The three victims from 1981 to 1984 wanted to hire him to help renovate their apartments, but refused to lend him money or pay advances. Kunigunda Thoss had revealed to him little by little over 20,000 German marks borrowed. Until Horst David's confession, three of the deaths were not recognized as murders because he draped the corpses in such a way that household accidents were assumed.

David confessed to seven murders. According to the then investigator Josef Wilfling , financial aspects always played a role in these . He is believed to have committed other murders. This is supported by, among other things, his unusually old age when his first proven act and his day-long trips. Josef Wilfling said that the short period between the first two acts, the details of the circumstances and his behavior indicated that David already had experience in this regard at the time.

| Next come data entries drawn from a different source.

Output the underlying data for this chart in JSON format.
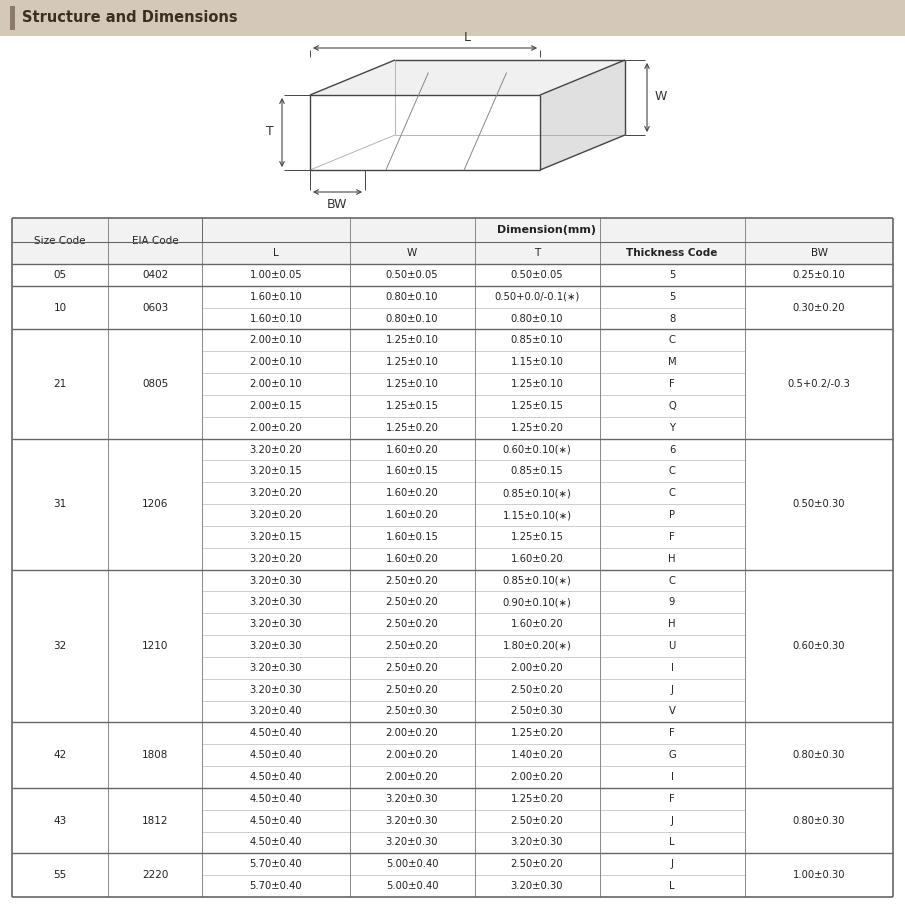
{
  "title": "Structure and Dimensions",
  "title_bar_color": "#d4c9b8",
  "title_text_color": "#3a3020",
  "dim_header": "Dimension(mm)",
  "col_headers": [
    "Size Code",
    "EIA Code",
    "L",
    "W",
    "T",
    "Thickness Code",
    "BW"
  ],
  "rows": [
    {
      "size": "05",
      "eia": "0402",
      "L": "1.00±0.05",
      "W": "0.50±0.05",
      "T": "0.50±0.05",
      "TC": "5",
      "BW": "0.25±0.10",
      "span": 1
    },
    {
      "size": "10",
      "eia": "0603",
      "L": "1.60±0.10",
      "W": "0.80±0.10",
      "T": "0.50+0.0/-0.1(∗)",
      "TC": "5",
      "BW": "0.30±0.20",
      "span": 2
    },
    {
      "size": "",
      "eia": "",
      "L": "1.60±0.10",
      "W": "0.80±0.10",
      "T": "0.80±0.10",
      "TC": "8",
      "BW": "",
      "span": 0
    },
    {
      "size": "21",
      "eia": "0805",
      "L": "2.00±0.10",
      "W": "1.25±0.10",
      "T": "0.85±0.10",
      "TC": "C",
      "BW": "0.5+0.2/-0.3",
      "span": 5
    },
    {
      "size": "",
      "eia": "",
      "L": "2.00±0.10",
      "W": "1.25±0.10",
      "T": "1.15±0.10",
      "TC": "M",
      "BW": "",
      "span": 0
    },
    {
      "size": "",
      "eia": "",
      "L": "2.00±0.10",
      "W": "1.25±0.10",
      "T": "1.25±0.10",
      "TC": "F",
      "BW": "",
      "span": 0
    },
    {
      "size": "",
      "eia": "",
      "L": "2.00±0.15",
      "W": "1.25±0.15",
      "T": "1.25±0.15",
      "TC": "Q",
      "BW": "",
      "span": 0
    },
    {
      "size": "",
      "eia": "",
      "L": "2.00±0.20",
      "W": "1.25±0.20",
      "T": "1.25±0.20",
      "TC": "Y",
      "BW": "",
      "span": 0
    },
    {
      "size": "31",
      "eia": "1206",
      "L": "3.20±0.20",
      "W": "1.60±0.20",
      "T": "0.60±0.10(∗)",
      "TC": "6",
      "BW": "0.50±0.30",
      "span": 6
    },
    {
      "size": "",
      "eia": "",
      "L": "3.20±0.15",
      "W": "1.60±0.15",
      "T": "0.85±0.15",
      "TC": "C",
      "BW": "",
      "span": 0
    },
    {
      "size": "",
      "eia": "",
      "L": "3.20±0.20",
      "W": "1.60±0.20",
      "T": "0.85±0.10(∗)",
      "TC": "C",
      "BW": "",
      "span": 0
    },
    {
      "size": "",
      "eia": "",
      "L": "3.20±0.20",
      "W": "1.60±0.20",
      "T": "1.15±0.10(∗)",
      "TC": "P",
      "BW": "",
      "span": 0
    },
    {
      "size": "",
      "eia": "",
      "L": "3.20±0.15",
      "W": "1.60±0.15",
      "T": "1.25±0.15",
      "TC": "F",
      "BW": "",
      "span": 0
    },
    {
      "size": "",
      "eia": "",
      "L": "3.20±0.20",
      "W": "1.60±0.20",
      "T": "1.60±0.20",
      "TC": "H",
      "BW": "",
      "span": 0
    },
    {
      "size": "32",
      "eia": "1210",
      "L": "3.20±0.30",
      "W": "2.50±0.20",
      "T": "0.85±0.10(∗)",
      "TC": "C",
      "BW": "0.60±0.30",
      "span": 7
    },
    {
      "size": "",
      "eia": "",
      "L": "3.20±0.30",
      "W": "2.50±0.20",
      "T": "0.90±0.10(∗)",
      "TC": "9",
      "BW": "",
      "span": 0
    },
    {
      "size": "",
      "eia": "",
      "L": "3.20±0.30",
      "W": "2.50±0.20",
      "T": "1.60±0.20",
      "TC": "H",
      "BW": "",
      "span": 0
    },
    {
      "size": "",
      "eia": "",
      "L": "3.20±0.30",
      "W": "2.50±0.20",
      "T": "1.80±0.20(∗)",
      "TC": "U",
      "BW": "",
      "span": 0
    },
    {
      "size": "",
      "eia": "",
      "L": "3.20±0.30",
      "W": "2.50±0.20",
      "T": "2.00±0.20",
      "TC": "I",
      "BW": "",
      "span": 0
    },
    {
      "size": "",
      "eia": "",
      "L": "3.20±0.30",
      "W": "2.50±0.20",
      "T": "2.50±0.20",
      "TC": "J",
      "BW": "",
      "span": 0
    },
    {
      "size": "",
      "eia": "",
      "L": "3.20±0.40",
      "W": "2.50±0.30",
      "T": "2.50±0.30",
      "TC": "V",
      "BW": "",
      "span": 0
    },
    {
      "size": "42",
      "eia": "1808",
      "L": "4.50±0.40",
      "W": "2.00±0.20",
      "T": "1.25±0.20",
      "TC": "F",
      "BW": "0.80±0.30",
      "span": 3
    },
    {
      "size": "",
      "eia": "",
      "L": "4.50±0.40",
      "W": "2.00±0.20",
      "T": "1.40±0.20",
      "TC": "G",
      "BW": "",
      "span": 0
    },
    {
      "size": "",
      "eia": "",
      "L": "4.50±0.40",
      "W": "2.00±0.20",
      "T": "2.00±0.20",
      "TC": "I",
      "BW": "",
      "span": 0
    },
    {
      "size": "43",
      "eia": "1812",
      "L": "4.50±0.40",
      "W": "3.20±0.30",
      "T": "1.25±0.20",
      "TC": "F",
      "BW": "0.80±0.30",
      "span": 3
    },
    {
      "size": "",
      "eia": "",
      "L": "4.50±0.40",
      "W": "3.20±0.30",
      "T": "2.50±0.20",
      "TC": "J",
      "BW": "",
      "span": 0
    },
    {
      "size": "",
      "eia": "",
      "L": "4.50±0.40",
      "W": "3.20±0.30",
      "T": "3.20±0.30",
      "TC": "L",
      "BW": "",
      "span": 0
    },
    {
      "size": "55",
      "eia": "2220",
      "L": "5.70±0.40",
      "W": "5.00±0.40",
      "T": "2.50±0.20",
      "TC": "J",
      "BW": "1.00±0.30",
      "span": 2
    },
    {
      "size": "",
      "eia": "",
      "L": "5.70±0.40",
      "W": "5.00±0.40",
      "T": "3.20±0.30",
      "TC": "L",
      "BW": "",
      "span": 0
    }
  ],
  "bg_color": "#ffffff",
  "text_color": "#222222",
  "header_bg": "#f2f2f2",
  "thin_line": "#bbbbbb",
  "thick_line": "#666666",
  "group_line": "#888888"
}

David was sentenced to life imprisonment in December 1995 by the Munich District Court I. He is serving his sentence in the Straubing correctional facility .

literature

  • Rudolf Schröck: The honest man. The story of the women murderer Horst David. Knaur, Munich 2004, ISBN 3-426-77721-5 .

Movies

  • The man whom women trusted - the serial killer Horst David. Director: Walter Harrich (ARD, 2008), with Ulrich Tukur and others (documentary with play scenes and interviews).

Web links

Individual evidence

  1. Petra Hollweg: The soul of the murderer. In: Focus. No. 16, 1997.
  2. www.mittelbayerische.de February 28, 2016
  3. Gisela Friedrichsen : Rather a matter of philosophy? In: Der Spiegel . No. 52 , 1995, pp. 62-63 ( online ).